Po pierwsze. Zmiany klimatyczne należy badać na podstawie tysięcy lat, a nie dekad.
I są badane. I wyniki są publikowane. I panuje zgoda środowisk naukowych co do antropocentrycznego źródła ponadnormalnego ocieplenia klimatu.
sumik pisze:Jak wytłumaczysz, że pokrywa lodowa na pn biegunie się zmniejsza, a na pd powiększa. Suma lodu jest podobna, a nawet większa jak kilkadziesiąt lat temu ?
Wcale tego nie wytłumaczę, bo to o czym piszesz nie ma miejsca:
http://naukaoklimacie.pl/fakty-i-mity/m ... wa-lodu-23
Ocieplenie klimatu to bajka, opowiadana dla ożywienia rozwoju gospodarczego poprzez nakłady na jej rzekome ratowanie.
Od pewnego czasu mnie zastanawia, skąd się biorą ludzie negujący rzeczy doskonale zmierzone i zbadane. Chyba lubisz myśleć o sobie, że wszyscy chcą cię oszukać, ale przejrzałeś ich bo jesteś ponadprzeciętnie sprytny i inteligentny? Muszę cię rozczarować: nie jesteś. Sprawiasz nawet wrażenie nie rozumiejącego prostych ,wydawało by się, rzeczy.
Co do bobrów:
W których gminach wały przeciwpowodziowe są jak sito i dlaczego te wały nie są naprawiane, skoro wiadomo że są jak sito? Pisanie o zbyt dużej populacji bobra w stepowiejącym kraju, w kraju którego zasoby wodne są mniejsze niż zasoby wodne Egiptu, jest zwykłą bezmyślnością. Usługi ekologiczne świadczone przez bobry są dużo więcej warte niż czynione przez nie straty w infrastrukturze. Ale reporter Wiadomości nie pojedzie nakręcić "setki" na tle żeremi ogłaszając, że dzięki zatrzymaniu wody w zlewni podniósł się poziom wód gruntowych i okoliczne uprawy rolne oraz lasy mają się lepiej, albo w trakcie suszy jest nieco większy spływ z wyżej położonych terenów i gospodarka zyskała na fakcie, że nie trzeba było jeszcze dzisiaj wyłączać bloków elektrowni.
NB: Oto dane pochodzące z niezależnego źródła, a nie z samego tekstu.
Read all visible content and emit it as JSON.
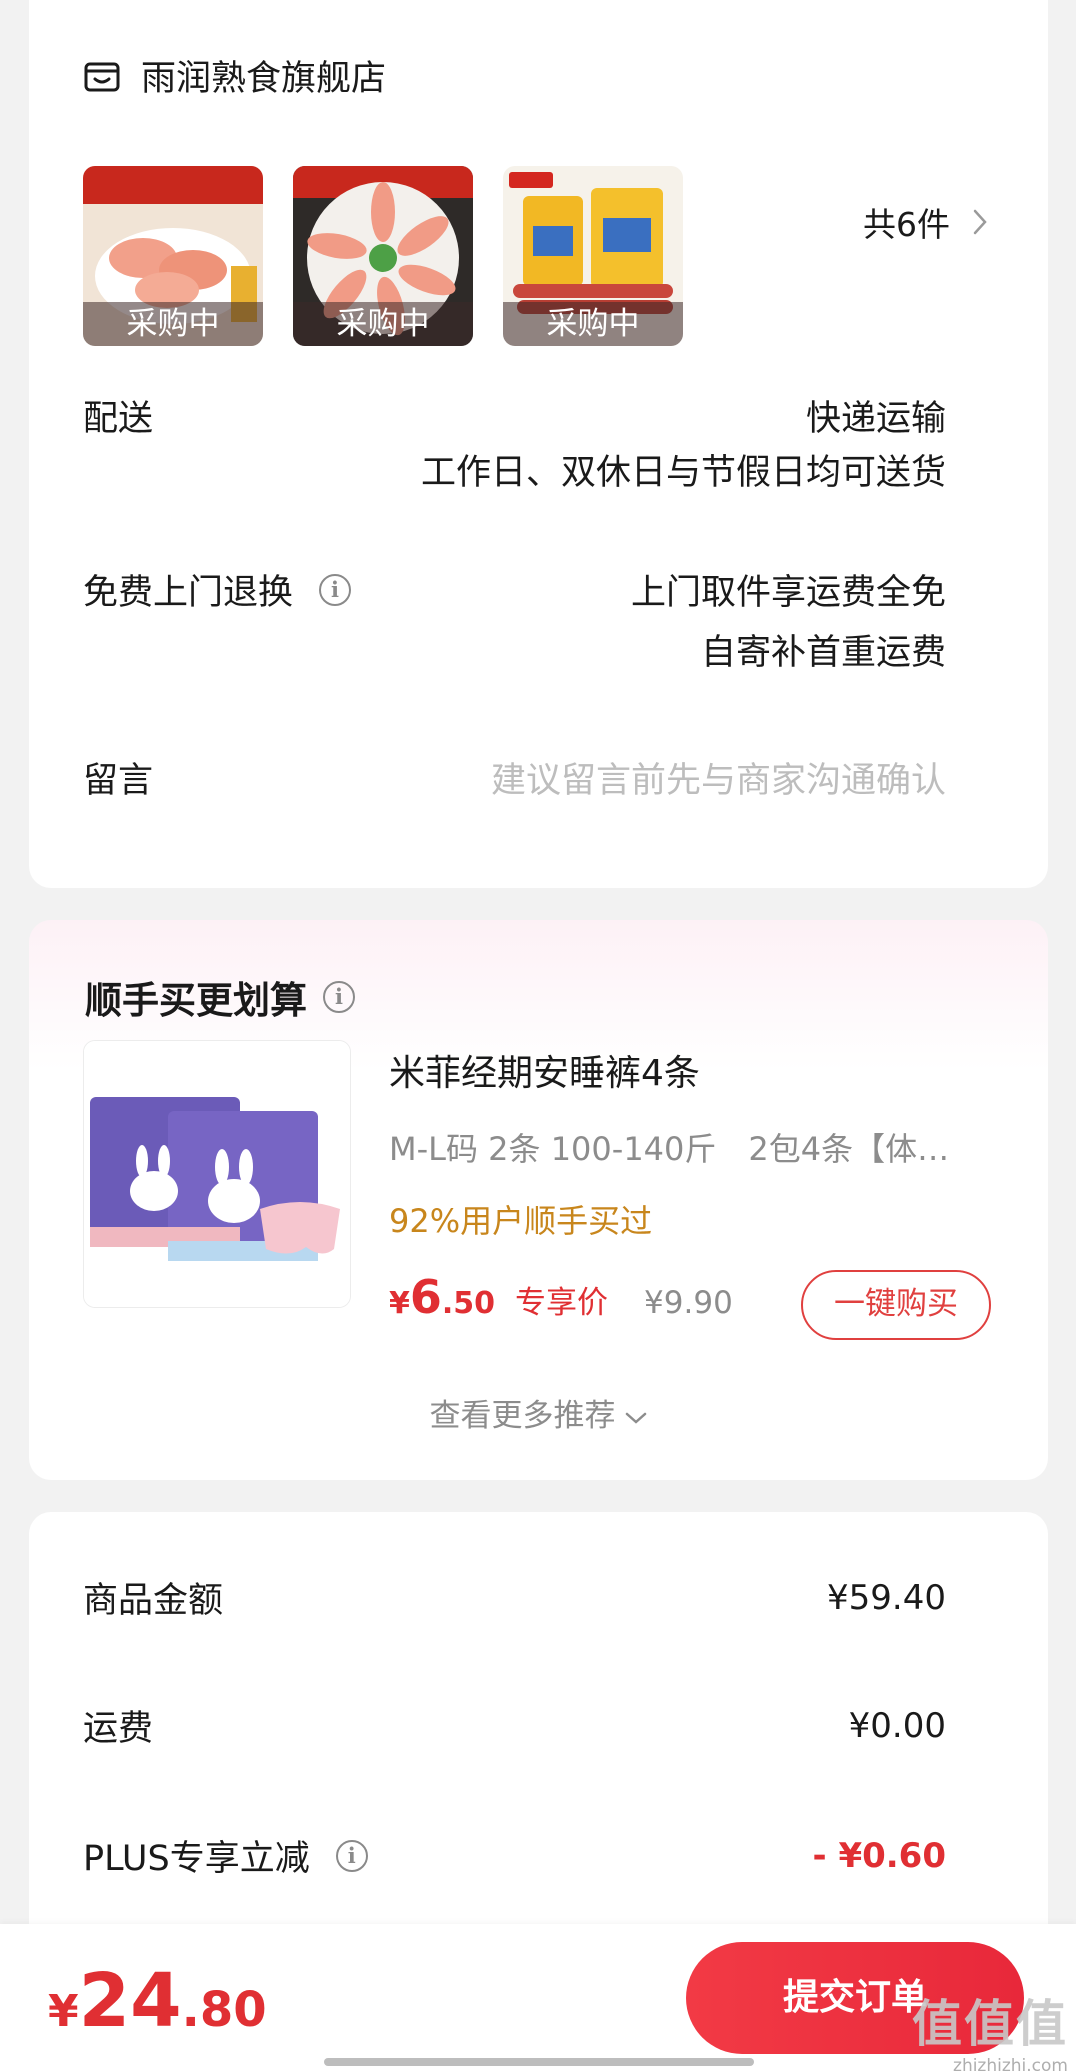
{
  "store": {
    "name": "雨润熟食旗舰店",
    "items": [
      {
        "badge": "采购中",
        "image": "sausage-slices-bowl"
      },
      {
        "badge": "采购中",
        "image": "sausage-slices-plate"
      },
      {
        "badge": "采购中",
        "image": "sausage-packages"
      }
    ],
    "count_label": "共6件"
  },
  "delivery": {
    "label": "配送",
    "method": "快递运输",
    "schedule": "工作日、双休日与节假日均可送货"
  },
  "returns": {
    "label": "免费上门退换",
    "line1": "上门取件享运费全免",
    "line2": "自寄补首重运费"
  },
  "message": {
    "label": "留言",
    "placeholder": "建议留言前先与商家沟通确认"
  },
  "recommend": {
    "title": "顺手买更划算",
    "product": {
      "name": "米菲经期安睡裤4条",
      "spec": "M-L码 2条 100-140斤　2包4条【体…",
      "bought": "92%用户顺手买过",
      "price_yen": "¥",
      "price_int": "6",
      "price_dec": ".50",
      "price_tag": "专享价",
      "original_price": "¥9.90",
      "buy_label": "一键购买"
    },
    "more_label": "查看更多推荐"
  },
  "summary": {
    "rows": [
      {
        "label": "商品金额",
        "value": "¥59.40"
      },
      {
        "label": "运费",
        "value": "¥0.00"
      },
      {
        "label": "PLUS专享立减",
        "value": "- ¥0.60"
      }
    ]
  },
  "bottom": {
    "total_yen": "¥",
    "total_int": "24",
    "total_dec": ".80",
    "submit_label": "提交订单"
  },
  "watermark": {
    "logo": "值值值",
    "url": "zhizhizhi.com"
  },
  "colors": {
    "accent": "#e02f33",
    "bought": "#c8861c",
    "muted": "#8c8c8c"
  }
}
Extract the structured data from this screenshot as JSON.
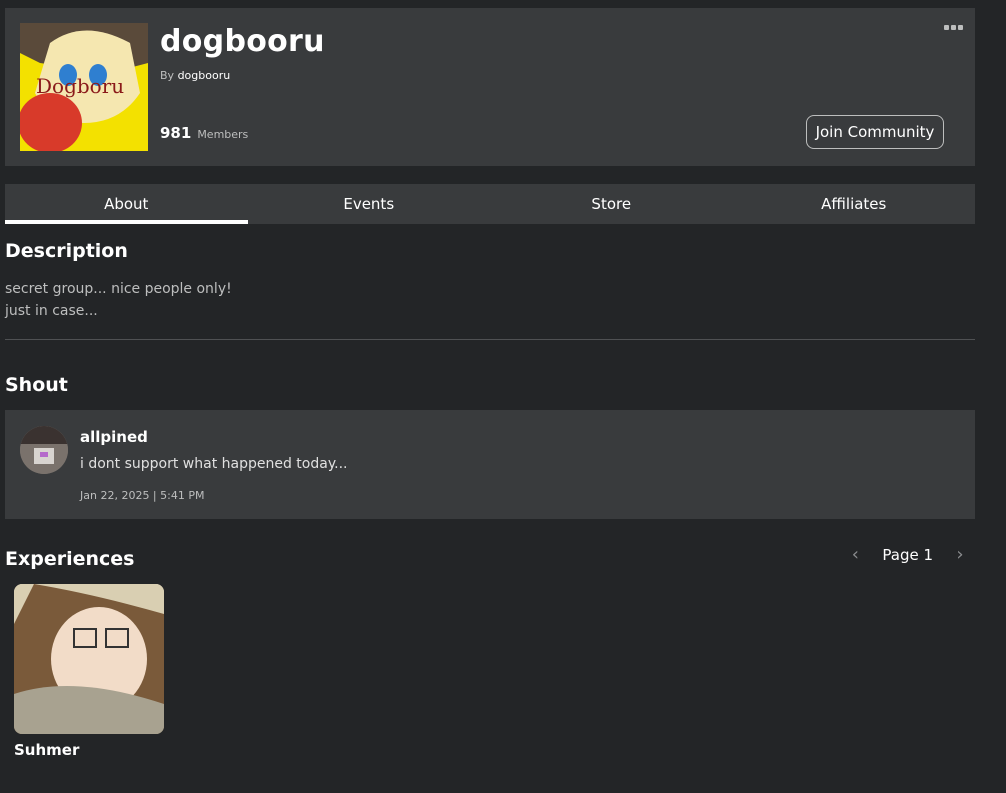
{
  "header": {
    "title": "dogbooru",
    "by_prefix": "By",
    "owner": "dogbooru",
    "member_count": "981",
    "member_label": "Members",
    "join_label": "Join Community"
  },
  "tabs": [
    {
      "label": "About",
      "active": true
    },
    {
      "label": "Events"
    },
    {
      "label": "Store"
    },
    {
      "label": "Affiliates"
    }
  ],
  "about": {
    "description_heading": "Description",
    "description_lines": [
      "secret group... nice people only!",
      "just in case..."
    ]
  },
  "shout": {
    "heading": "Shout",
    "username": "allpined",
    "message": "i dont support what happened today...",
    "timestamp": "Jan 22, 2025 | 5:41 PM"
  },
  "experiences": {
    "heading": "Experiences",
    "page_label": "Page 1",
    "items": [
      {
        "name": "Suhmer"
      }
    ]
  },
  "icons": {
    "more": "more-options-icon",
    "prev": "chevron-left-icon",
    "next": "chevron-right-icon"
  }
}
A jak w dzienniku nie ogłoszą, to dyżurny demaskator licencjatów z ochrony środowiska sam na to nie wpadnie. Widzi za to, jak podczas powodzi zaleje kilka domów i ktoś znajdzie winnych całej tragedii: bobry. Dobra okazja, żeby myśliwi mogli sobie do nich postrzelać.
Co do wilków, już tu ktoś napisał co się stanie, jak "zabraknie pokarmu dla wilków w przyszłości": zmniejszy się populacja wilków. Gdyby drapieżniki rozmnażały się cały czas w takim samym tempie niezależnie od dostępności pokarmu, już na długo przed pojawieniem się myśliwych zjadły by wszystko co mogą a następnie same by zdechły z głodu.
@hassy, skoro uważasz, że populacja wilka powinna się wyregulować poprzez choroby i pasożyty, to jesteś strasznie okrutny dla tych zwierząt. Słowacy regulują, to odstrzałem. Jest to bardziej humanitarne jak zdychanie wilków w męczarniach z głodu i chorób.
Aleś ty błyskotliwy.
Bardzo ciekawe jest biadolenie myśliwych o "stratach, jakie ponoszą koła łowieckie ze względu na zbyt dużą populację jakiegoś gatunku". Nikt nikomu nie nakazuje członkostwa w kole łowieckim i wypłacania odszkodowań. Szkoda że się tak mało pisze o szkodach, jakie wyrządzają myśliwi tym, że wprowadzają do gleby i wód wiele ton ołowiu rocznie. W ten sposób przerzucają część kosztów swojego hobby na nas wszystkich i na przyszłe pokolenia, które będą płaciły swoim zdrowiem i nakładami na leczenie. Tylko dlatego, że ktoś ma kaprys zabijać a przy tym ściuboli pieniędzy na zakup/wymianę broni na amunicję stalową.